Did You Box My Granddaughter?

          a “moo” in the daytime

Let me set the scene : Picture our little street (moo) with three large dogs lolling around like miniature lions, licking their chops and staring at my partner’s one-and-a-half-year-old granddaughter. Night and its shades are all around and we have been swimming. Alice, the granddaughter, though not hungry, is tired but intent on adventure. The adventure involves sprinting around our moo, up and down and down and up, pointing at the lions, bending down to look in the drains which house frogs, mosquitoes, bacteria, water-logged rubbish and maybe one or two crocodiles.

          one of the “lions”

(After all, this is the dark side of Pattaya and it has been lashing it down almost every day for the last two months. It’s monsoon-time with a vengeance.) I ask Alice to forego more adventure, come inside the garden gate. Her response is highly unreasonable. The lions are still staring at her and she wants to approach to within chomping distance. There again, an approaching car offers adventure in the form of not being seen while you fall under its wheels. I have asked Alice seven or eight times so picking her up I bring her inside and lock the gate. All hell breaks loose so consoling her, we arrive within sight of my partner who has just showered.

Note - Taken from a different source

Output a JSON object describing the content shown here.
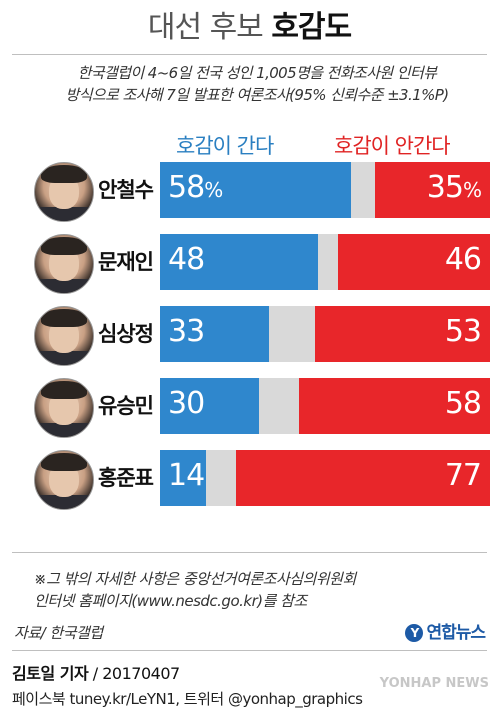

“Did you box her?” I’m asked. I’m almost sure my predicament registers with Alice, too, because she raises her head and surveys me with a look that seems to say, “Ooops, there’s trouble brewing here.” I mutter that it’s beyond me to box a baby but that Alice just wouldn’t come inside. I mutter other things like, “Me? Accused of aggression towards a baby girl?!” (self-righteous stuff).

It all took me back to my separation and divorce in darkest Italy. There, I wasn’t believed and my ex-wife could say anything, and did. Trust and a solid relationship (read friendship) are so important when the shades of night fall, dogs stare at babies, and you’re on your own asking a two-year-old to be reasonable.

Is it possible for babies to acknowledge in their dim-witted and baby-brains that they have dropped you in it, and is it possible to bend down and ask them to tell the truth? Of course it is (be consoled!) but it won’t make a scrap of difference if your woman is out to get you.

                    one bottle

The evening passed in a peaceful fashion. I drank a bottle of Tiger beer (5%), and a bottle of Singha beer (3.5%), ate too much and went to sleep on a full stomach with acid reflux at the ready. Now, some hours later, I’m writing my post with some bicarbonate in my stomach, and Alice and my partner Na are sleeping like babies in the other room. Eeer, one baby and a forty-three-year-old Asian gal.

          the other bottle

And that’s about it, folks. Happy ending as usual for Finch HERE IN ASIA!!!